Ministers Deny Public Investigation into Birmingham City Pub Attacks
Ministers have rejected the idea of establishing a national inquiry into the Provisional IRA's 1974-era Birmingham city pub attacks.
This Horrific Incident
Back on 21 November 1974, 21 people were killed and 220 wounded when explosive devices were detonated at the Mulberry Bush and Tavern in the Town pub venues in Birmingham, in an attack largely thought to have been orchestrated by the Irish Republican Army.
Legal Fallout
Not a single person has been convicted for the bombings.
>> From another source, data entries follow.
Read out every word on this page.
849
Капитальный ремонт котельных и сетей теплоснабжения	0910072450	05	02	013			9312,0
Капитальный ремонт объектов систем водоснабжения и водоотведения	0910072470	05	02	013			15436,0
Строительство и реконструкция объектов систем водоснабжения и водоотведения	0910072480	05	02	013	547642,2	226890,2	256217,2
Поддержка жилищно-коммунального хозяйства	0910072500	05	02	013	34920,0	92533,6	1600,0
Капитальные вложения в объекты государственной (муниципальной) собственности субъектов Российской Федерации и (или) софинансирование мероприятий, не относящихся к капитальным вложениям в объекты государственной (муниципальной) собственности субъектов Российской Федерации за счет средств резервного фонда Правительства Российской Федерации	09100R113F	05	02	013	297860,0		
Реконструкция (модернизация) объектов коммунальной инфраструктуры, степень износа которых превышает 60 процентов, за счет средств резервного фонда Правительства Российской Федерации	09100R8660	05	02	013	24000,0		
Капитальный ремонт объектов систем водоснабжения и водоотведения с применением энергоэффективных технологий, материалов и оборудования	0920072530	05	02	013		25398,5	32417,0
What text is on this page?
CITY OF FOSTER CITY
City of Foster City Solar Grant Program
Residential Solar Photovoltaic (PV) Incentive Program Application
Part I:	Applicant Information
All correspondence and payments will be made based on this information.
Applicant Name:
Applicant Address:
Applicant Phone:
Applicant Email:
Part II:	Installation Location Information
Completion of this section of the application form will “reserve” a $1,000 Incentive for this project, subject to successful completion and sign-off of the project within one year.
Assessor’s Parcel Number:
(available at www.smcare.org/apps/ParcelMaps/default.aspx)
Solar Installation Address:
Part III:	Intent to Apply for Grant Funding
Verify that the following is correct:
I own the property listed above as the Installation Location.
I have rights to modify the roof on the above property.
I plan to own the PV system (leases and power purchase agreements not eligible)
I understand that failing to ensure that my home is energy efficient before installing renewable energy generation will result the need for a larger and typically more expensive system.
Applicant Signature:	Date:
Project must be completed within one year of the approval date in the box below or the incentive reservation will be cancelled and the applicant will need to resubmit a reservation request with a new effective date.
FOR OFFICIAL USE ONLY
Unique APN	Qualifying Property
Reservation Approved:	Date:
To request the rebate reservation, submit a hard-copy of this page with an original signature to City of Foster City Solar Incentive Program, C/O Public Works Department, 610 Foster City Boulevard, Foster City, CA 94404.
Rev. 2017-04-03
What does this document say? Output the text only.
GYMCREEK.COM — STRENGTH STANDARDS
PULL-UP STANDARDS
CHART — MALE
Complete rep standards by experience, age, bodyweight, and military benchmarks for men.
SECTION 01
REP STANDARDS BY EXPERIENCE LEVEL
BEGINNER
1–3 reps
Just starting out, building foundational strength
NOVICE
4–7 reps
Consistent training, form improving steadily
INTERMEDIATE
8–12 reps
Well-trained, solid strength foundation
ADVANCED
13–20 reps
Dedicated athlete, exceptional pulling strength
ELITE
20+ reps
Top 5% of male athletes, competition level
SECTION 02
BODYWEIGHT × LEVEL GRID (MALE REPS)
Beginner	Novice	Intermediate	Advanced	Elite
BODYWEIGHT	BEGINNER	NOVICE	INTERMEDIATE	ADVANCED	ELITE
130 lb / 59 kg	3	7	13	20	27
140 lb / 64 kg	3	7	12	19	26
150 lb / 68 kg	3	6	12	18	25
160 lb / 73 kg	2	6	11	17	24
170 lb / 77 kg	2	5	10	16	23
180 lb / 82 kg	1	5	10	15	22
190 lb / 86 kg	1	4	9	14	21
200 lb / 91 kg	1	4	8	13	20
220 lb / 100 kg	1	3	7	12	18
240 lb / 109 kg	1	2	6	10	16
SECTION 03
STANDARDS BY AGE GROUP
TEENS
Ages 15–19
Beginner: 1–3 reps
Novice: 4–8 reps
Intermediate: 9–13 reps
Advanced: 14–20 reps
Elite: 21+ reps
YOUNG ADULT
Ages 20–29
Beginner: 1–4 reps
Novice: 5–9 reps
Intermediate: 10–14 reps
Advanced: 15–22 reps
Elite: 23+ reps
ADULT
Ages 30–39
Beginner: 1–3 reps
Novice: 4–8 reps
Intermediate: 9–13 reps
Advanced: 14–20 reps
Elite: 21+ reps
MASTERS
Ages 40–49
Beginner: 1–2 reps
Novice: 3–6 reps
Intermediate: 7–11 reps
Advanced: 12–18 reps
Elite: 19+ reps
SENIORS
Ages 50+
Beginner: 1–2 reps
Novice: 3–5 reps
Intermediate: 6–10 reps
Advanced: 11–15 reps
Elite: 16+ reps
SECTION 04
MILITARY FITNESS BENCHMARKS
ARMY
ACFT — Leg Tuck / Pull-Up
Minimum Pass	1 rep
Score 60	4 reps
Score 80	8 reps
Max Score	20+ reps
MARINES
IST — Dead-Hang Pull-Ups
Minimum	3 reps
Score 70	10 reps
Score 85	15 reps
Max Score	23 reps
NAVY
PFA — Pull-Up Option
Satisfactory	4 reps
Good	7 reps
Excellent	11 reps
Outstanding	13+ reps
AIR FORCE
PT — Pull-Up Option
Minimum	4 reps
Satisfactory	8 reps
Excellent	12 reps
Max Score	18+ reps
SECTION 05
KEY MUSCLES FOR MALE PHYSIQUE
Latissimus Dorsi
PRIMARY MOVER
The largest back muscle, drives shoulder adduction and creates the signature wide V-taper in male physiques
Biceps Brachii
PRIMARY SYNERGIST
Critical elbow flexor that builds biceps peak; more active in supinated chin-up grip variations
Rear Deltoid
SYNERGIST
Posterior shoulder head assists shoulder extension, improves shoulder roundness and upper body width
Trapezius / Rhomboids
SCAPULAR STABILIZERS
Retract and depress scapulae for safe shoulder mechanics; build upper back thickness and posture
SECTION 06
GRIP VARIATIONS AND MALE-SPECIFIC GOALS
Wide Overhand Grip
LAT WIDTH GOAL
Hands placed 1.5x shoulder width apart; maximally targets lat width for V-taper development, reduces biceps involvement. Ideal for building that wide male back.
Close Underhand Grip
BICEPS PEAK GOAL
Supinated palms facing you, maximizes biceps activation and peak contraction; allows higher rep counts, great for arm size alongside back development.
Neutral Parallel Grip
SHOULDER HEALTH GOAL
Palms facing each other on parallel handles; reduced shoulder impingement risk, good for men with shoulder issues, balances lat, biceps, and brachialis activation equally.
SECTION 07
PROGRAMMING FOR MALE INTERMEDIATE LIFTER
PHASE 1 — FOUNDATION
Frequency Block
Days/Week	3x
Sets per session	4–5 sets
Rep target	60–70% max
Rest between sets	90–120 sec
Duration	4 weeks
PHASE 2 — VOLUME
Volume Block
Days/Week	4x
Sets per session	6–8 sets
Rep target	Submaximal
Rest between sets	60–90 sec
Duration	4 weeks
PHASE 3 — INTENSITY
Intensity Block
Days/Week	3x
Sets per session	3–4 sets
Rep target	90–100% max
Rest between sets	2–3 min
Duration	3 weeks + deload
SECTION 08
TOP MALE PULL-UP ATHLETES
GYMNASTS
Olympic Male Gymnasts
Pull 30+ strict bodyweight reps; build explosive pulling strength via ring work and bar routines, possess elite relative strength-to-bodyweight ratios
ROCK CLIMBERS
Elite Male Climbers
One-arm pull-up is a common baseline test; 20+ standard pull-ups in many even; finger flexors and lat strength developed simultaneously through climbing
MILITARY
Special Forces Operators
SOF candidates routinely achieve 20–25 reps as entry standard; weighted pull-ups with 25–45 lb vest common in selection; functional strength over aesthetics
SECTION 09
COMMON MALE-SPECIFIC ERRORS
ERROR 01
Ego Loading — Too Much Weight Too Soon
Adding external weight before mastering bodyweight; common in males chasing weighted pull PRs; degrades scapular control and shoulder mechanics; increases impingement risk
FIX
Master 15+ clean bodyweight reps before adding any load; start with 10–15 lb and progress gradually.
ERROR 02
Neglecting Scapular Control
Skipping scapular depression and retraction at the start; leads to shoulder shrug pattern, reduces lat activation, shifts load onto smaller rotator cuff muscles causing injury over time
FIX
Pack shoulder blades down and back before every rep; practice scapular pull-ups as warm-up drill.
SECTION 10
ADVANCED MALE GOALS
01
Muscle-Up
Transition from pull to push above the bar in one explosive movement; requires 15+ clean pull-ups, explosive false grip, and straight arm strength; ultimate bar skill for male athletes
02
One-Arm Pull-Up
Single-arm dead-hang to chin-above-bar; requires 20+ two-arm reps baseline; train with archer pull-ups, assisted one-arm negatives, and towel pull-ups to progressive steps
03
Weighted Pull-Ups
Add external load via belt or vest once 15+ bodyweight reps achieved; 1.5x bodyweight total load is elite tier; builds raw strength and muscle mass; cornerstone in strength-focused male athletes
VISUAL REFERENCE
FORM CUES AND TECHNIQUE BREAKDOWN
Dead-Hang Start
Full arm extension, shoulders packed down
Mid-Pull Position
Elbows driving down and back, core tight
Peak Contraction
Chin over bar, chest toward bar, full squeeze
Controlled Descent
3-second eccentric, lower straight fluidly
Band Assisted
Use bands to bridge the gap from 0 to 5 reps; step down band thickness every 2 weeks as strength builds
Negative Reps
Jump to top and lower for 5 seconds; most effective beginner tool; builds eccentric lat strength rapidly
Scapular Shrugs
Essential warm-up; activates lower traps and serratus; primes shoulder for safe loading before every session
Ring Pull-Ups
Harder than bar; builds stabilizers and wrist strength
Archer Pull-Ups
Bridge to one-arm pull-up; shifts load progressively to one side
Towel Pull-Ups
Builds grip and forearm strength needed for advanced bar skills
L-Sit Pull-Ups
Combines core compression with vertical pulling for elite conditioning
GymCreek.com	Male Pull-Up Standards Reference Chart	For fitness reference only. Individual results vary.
In 1991, six men had their guilty verdicts quashed after enduring more than 16 years in prison in what is considered one of the worst failures of the legal system in British history.
Relatives Fight for Truth
Loved ones have for decades fought for a public inquiry into the attacks to uncover what the government was aware of at the time of the tragedy and why nobody has been brought to justice.
Official Decision
The security minister, Dan Jarvis, announced on recently that while he had profound empathy for the relatives, the cabinet had decided “after careful review” it would not establish an inquiry.
Jarvis explained the government believes the Independent Commission for Reconciliation and Information Recovery, set up to look into fatalities connected to the Northern Ireland conflict, could examine the Birmingham incidents.
Campaigners React
Campaigner Julie Hambleton, whose 18-year-old sister Maxine was killed in the bombings, said the decision indicated “the administration are indifferent”.
The 62-year-old has long fought for a open probe and said she and other bereaved relatives had “no intention” of participating in the investigative panel.
“There is no true impartiality in the commission,” she stated, explaining it was “like them marking their own work”.
Calls for Evidence Release
Over the years, bereaved relatives have been demanding the release of files from government bodies on the attack – especially on what the state knew before and after the bombing, and what proof there is that could result in prosecutions.
“The entire state apparatus is against our families from ever knowing the facts,” she declared. “Only a legally mandated judge-led open inquiry will give us entry to the documents they state they don’t have.”
Legal Powers
A statutory national investigation has specific judicial powers, such as the power to require individuals to testify and reveal evidence connected to the inquiry.
Prior Hearing
An investigation in 2019 – fought for grieving relatives – ruled the victims were murdered by the Provisional IRA but did not establish the identities of those responsible.
Hambleton stated: “The security services advised the then coroner that they have no records or information on what remains England’s longest unsolved mass murder of the 1900s, but currently they aim to push us to participate of this investigative body to provide information that they state has never existed”.
Official Criticism
Liam Byrne, the MP for the Birmingham area, characterized the government’s decision as “profoundly disheartening”.
In a message on Twitter, Byrne said: “After such a long period, so much pain, and countless disappointments” the families are entitled to a mechanism that is “independent, judicially directed, with full authorities and fearless in the pursuit for the truth.”
Ongoing Grief
Discussing the family’s enduring sorrow, Hambleton, who chairs the advocacy organization, said: “Not a single family of any atrocity of any sort will ever have peace. It is unattainable. The grief and the anguish persist.”